Parlamentskorrespondenz Nr. 521 vom 24.06.2010

Im Mittelpunkt steht das Wohl des Kindes

Parlamentarische Enquete zum Thema Obsorge und Unterhalt

Wien (PK) – "Im Mittelpunkt steht das Wohl des Kindes". Diese Prämisse wurde gleich zu Beginn der Parlamentarischen Enquete, die sich mit den Problemfeldern Obsorge und Unterhalt beschäftigte, von Nationalratspräsidentin Barbara Prammer ebenso außer Frage gestellt wie von Justizministerin Claudia Bandion-Ortner und Frauenministerin Gabriele Heinisch-Hosek. Während sich jedoch die Justizministerin für eine automatische gemeinsame Obsorge aussprach, weil diese deeskalierend wirke und die Kinder Anspruch auf beide Elternteile hätten, zeigte sich die Frauenministerin skeptisch gegenüber einer "Zwangsbeglückung", wie sie die verpflichtende gemeinsame Obsorge nannte. Sie trat eher dafür ein, bei einvernehmlichen Scheidungen die Besuchszeiten gleich mitzuregeln und bei strittigen Scheidungen eine verpflichtende Elternberatung vorzusehen. Einig war man sich darin, dass die Verfahren abgekürzt werden müssen.

Zur Enquete mit dem Titel "Konflikten konstruktiv begegnen – aktuelle Herausforderungen im Familienrecht" waren zahlreiche Expertinnen und Experten geladen. Sie diskutierten die Themenbereiche Obsorge, Besuchsregelung und Unterhalt.

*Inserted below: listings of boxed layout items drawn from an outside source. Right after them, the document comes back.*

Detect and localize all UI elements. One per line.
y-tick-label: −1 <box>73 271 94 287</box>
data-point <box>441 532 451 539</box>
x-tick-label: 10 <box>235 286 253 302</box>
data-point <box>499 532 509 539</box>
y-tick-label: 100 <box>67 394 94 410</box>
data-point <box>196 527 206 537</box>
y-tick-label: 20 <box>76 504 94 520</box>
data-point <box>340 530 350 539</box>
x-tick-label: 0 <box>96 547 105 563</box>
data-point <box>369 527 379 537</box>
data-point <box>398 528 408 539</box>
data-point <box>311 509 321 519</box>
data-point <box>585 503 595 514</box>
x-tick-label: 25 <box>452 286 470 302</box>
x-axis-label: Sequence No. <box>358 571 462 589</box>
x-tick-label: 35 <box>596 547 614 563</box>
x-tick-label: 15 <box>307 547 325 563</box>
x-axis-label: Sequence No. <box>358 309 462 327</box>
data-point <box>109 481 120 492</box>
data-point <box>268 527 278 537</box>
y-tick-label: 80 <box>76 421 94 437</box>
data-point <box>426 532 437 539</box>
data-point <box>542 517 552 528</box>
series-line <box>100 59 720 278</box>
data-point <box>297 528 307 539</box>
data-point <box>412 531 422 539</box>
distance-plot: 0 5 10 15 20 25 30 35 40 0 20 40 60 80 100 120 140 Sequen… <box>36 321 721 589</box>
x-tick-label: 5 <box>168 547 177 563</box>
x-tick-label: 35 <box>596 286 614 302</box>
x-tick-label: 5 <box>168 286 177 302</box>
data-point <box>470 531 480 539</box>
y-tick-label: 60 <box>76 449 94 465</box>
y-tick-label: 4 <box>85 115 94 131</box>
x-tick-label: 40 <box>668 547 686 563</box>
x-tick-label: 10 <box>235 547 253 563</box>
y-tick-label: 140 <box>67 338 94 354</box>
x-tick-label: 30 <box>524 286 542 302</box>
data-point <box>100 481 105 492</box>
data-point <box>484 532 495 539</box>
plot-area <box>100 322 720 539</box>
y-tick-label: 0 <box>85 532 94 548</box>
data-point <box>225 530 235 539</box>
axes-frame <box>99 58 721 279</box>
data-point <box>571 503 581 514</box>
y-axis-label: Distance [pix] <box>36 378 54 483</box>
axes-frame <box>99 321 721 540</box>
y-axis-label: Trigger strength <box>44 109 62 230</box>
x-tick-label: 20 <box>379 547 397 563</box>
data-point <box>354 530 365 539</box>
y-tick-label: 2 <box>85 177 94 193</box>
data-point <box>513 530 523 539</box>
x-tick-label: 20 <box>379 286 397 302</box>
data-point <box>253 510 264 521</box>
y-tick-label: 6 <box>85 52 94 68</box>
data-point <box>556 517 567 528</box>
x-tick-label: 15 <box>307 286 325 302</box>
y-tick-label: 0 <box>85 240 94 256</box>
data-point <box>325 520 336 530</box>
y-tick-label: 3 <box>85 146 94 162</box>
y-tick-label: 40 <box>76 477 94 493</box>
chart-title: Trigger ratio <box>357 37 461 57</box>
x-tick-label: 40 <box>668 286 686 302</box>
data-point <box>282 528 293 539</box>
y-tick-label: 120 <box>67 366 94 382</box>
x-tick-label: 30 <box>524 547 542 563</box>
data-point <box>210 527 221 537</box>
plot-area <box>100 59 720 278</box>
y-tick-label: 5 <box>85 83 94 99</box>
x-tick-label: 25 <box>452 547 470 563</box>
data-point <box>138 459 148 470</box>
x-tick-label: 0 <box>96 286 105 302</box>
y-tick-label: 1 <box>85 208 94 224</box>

Prammer: Scheidungskinder bestmöglich unterstützen

Nationalratspräsidentin Barbara Prammer bezeichnete das Familienrecht als eine der sensibelsten Materien, mit der man sich in der politischen Tätigkeit zu befassen hat. Die diesbezüglichen Regelungen beeinflussten das tagtägliche Zusammenleben der Menschen und damit ihr privates Lebensumfeld, sagte Prammer.

Die Familienstrukturen seien komplexer, vielfältiger und individueller geworden, betonte sie, und die Zahl der Alleinerziehenden - 296.000 Personen, davon 85 % weiblich - würden genauso steigen wie die Zahl der Lebensgemeinschaften und die Scheidungsrate, die mittlerweile 48 % beträgt. Die Politik sei daher gefordert, das Zusammenleben der Menschen rechtlich, soweit dies notwendig ist, auch abzusichern und ihnen die Möglichkeit zu geben, individuelle Situationen bestmöglich zu regeln. Dadurch komme auch die Wertschätzung der Politik für die vielfältigen Lebensformen zum Ausdruck.

Bei all diesen Anforderungen ist es laut Prammer jedoch unbedingt notwendig, immer das Wohl der Kinder in den Mittelpunkt zu rücken und die Interessen der Erwachsenen ein Stück zurück zu nehmen. Jährlich seien ca. 21.000 Kinder und Jugendliche von der Scheidung der Eltern betroffen und diese gelte es, bestmöglich zu unterstützen, unterstrich die Nationalratspräsidentin.

Bandion-Ortner: Automatische gemeinsame Obsorge wirkt deeskalierend

Auch Justizministerin Claudia Bandion-Ortner ließ in ihrer einleitenden Stellungnahme keinen Zweifel daran, dass es in erster Linie um die Rechte der Kinder geht. Vielfach würden jedoch Rosenkriege auf dem Rücken der Kinder ausgetragen und die Eltern versuchten, diese bei ihrer Auseinandersetzung zu instrumentalisieren. Man müsse daher, so die Justizministerin, in den Köpfen der Leute etwas verändern und ihnen bewusst machen, was sie mit ihrem Verhalten bei den Kindern anrichten.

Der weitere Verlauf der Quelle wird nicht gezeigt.